The Washington tight ends accomplished little in 2010, something Steve Sarkisian vows to change.
All week here at Sportspress Northwest, we’ll breakdown the different units that comprise the Washington football team. A look back and a look forward for the (gasp!) 7-6 Huskies of 2010. On to the tight ends. Washington would scheme to often use the tight end as a receiving option.
What was thought prior to the season: Chris Izbicki would take on the role vacated by Kavario Middleton when Middleton left. Marlion Barnett would backup Izbicki and true freshman Michael Hartvigson would get a look.
What we saw during the season: A disaster. Izbicki was not able to become the pass-catching replacement envisioned, Hartvigson hurt his shoulder and Barnett wasn’t quite ready. As the season progressed, the use of the tight end regressed. Washington essentially discarded all aspects of the tight end in the passing game, a major blow to head coach Steve Sarkisian’s scheming. Izbicki eventually left the team shortly before the Holiday Bowl and finished with two catches on the year.
What’s next for this group: An anticipated large upgrade via Hartvigson’s recovery and the arrival of Austin Seferian-Jenkins. Large is the key term, with Hartvigson at 6-6, 236 pounds, anticipate that to move to 245 by spring, and Seferian-Jenkins, who is 6-6, 250. Those two coupled with Barnett, who will be in his third year in the system, suddenly produce apparent depth at tight end. It will be interesting to see if Washington ultimately pictures Seferian-Jenkins as a pass-catching tight end or if it moves him to the offensive line.
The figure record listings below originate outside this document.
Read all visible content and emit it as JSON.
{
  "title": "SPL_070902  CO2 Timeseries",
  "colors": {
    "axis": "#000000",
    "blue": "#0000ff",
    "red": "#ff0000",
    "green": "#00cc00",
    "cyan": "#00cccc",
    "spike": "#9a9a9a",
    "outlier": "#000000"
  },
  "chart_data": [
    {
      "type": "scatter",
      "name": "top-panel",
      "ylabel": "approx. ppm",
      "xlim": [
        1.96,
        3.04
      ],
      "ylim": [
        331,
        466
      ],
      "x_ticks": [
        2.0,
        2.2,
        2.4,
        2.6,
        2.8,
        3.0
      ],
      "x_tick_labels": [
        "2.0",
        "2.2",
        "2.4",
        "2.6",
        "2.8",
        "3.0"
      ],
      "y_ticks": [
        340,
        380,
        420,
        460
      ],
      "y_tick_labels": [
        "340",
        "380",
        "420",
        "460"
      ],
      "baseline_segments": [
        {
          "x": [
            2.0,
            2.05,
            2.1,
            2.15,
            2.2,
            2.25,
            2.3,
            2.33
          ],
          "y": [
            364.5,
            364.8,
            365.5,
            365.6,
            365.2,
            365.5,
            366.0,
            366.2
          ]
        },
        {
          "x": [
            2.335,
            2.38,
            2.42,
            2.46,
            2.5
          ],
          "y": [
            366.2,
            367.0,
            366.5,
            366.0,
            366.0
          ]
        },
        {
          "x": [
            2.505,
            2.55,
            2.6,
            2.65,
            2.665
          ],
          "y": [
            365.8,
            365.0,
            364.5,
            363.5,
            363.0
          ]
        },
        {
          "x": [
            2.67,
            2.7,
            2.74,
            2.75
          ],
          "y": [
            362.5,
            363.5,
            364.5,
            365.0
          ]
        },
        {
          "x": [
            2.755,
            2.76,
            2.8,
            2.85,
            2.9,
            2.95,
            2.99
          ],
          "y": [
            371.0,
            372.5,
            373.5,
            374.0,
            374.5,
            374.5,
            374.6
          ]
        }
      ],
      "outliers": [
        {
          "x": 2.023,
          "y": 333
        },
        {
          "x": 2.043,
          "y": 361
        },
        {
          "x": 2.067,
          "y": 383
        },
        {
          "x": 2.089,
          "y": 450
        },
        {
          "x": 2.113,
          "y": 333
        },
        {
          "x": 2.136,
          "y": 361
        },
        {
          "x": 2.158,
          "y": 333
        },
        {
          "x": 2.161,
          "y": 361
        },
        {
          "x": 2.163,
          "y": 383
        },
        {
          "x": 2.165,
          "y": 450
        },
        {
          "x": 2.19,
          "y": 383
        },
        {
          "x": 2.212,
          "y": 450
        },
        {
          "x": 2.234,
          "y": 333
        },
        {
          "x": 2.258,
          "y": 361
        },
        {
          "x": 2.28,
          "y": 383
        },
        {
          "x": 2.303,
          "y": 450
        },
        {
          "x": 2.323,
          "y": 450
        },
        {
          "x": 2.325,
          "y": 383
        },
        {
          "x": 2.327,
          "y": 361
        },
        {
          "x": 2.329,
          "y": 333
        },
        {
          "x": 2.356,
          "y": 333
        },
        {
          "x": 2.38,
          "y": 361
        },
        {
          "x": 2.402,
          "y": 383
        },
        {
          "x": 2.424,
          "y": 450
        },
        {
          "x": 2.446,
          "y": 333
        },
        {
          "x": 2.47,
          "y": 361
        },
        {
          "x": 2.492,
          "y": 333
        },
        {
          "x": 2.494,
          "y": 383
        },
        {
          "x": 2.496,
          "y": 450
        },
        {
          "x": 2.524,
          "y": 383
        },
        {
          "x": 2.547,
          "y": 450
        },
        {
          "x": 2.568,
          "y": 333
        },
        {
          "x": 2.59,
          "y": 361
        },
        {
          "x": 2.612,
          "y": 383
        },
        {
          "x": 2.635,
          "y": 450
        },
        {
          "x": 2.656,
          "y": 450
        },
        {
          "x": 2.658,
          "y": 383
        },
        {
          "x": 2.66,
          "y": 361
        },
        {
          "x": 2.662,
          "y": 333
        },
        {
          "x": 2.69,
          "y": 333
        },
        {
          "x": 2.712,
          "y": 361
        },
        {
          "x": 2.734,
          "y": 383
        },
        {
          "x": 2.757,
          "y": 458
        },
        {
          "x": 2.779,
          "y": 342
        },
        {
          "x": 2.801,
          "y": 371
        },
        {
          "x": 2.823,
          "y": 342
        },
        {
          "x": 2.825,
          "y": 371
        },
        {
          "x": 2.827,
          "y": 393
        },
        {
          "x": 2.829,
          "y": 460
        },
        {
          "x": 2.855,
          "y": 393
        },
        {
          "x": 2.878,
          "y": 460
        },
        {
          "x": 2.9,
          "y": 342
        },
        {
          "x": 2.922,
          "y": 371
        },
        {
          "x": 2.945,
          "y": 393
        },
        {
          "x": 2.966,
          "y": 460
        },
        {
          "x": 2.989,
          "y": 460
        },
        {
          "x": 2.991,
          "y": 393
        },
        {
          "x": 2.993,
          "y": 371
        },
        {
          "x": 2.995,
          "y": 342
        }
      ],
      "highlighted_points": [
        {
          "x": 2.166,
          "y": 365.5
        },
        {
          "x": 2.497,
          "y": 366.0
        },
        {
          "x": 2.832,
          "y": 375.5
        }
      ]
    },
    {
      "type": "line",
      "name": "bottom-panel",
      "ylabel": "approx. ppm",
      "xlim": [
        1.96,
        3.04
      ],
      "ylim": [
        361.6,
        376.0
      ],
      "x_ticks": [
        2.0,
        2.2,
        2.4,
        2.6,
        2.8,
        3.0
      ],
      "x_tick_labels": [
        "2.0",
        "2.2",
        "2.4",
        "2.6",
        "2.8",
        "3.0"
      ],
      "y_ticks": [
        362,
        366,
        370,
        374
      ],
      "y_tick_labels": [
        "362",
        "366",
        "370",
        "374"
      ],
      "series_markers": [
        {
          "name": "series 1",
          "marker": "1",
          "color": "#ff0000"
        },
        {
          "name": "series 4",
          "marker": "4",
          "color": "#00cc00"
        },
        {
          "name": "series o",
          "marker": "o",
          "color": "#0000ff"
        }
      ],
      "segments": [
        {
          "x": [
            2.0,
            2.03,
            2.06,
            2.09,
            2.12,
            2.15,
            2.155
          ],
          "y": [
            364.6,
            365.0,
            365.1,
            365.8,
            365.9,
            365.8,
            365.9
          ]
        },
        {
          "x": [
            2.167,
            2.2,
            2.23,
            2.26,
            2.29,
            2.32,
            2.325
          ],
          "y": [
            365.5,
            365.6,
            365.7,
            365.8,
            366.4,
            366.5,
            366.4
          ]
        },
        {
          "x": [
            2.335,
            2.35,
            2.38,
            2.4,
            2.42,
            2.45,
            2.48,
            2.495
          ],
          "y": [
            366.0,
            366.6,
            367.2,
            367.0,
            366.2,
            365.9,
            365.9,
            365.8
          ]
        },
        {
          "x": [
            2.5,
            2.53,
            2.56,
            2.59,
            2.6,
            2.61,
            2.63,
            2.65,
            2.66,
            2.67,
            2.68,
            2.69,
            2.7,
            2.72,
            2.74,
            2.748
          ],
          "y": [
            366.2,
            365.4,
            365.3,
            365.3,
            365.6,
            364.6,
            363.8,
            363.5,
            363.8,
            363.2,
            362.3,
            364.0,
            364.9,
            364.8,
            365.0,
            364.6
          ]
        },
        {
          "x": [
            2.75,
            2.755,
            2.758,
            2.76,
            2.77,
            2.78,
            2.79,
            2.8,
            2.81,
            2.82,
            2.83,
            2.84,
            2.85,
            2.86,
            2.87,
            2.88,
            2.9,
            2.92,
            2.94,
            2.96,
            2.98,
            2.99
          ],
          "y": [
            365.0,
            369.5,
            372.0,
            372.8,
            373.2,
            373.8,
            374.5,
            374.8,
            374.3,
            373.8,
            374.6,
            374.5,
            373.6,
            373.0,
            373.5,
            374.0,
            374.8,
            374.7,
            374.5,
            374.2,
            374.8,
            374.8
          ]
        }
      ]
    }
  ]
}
“I think the tight end position is an area one where we can really improve in — not only with the current players on our roster, but as a focus in recruiting,” Sarkisian said. “It’s an aspect of our offense that we’re accustomed to using not only in the pass game but in the run game. So it’s going to be a point of emphasis for us to get back to being a part of who we are as an offensive football team.”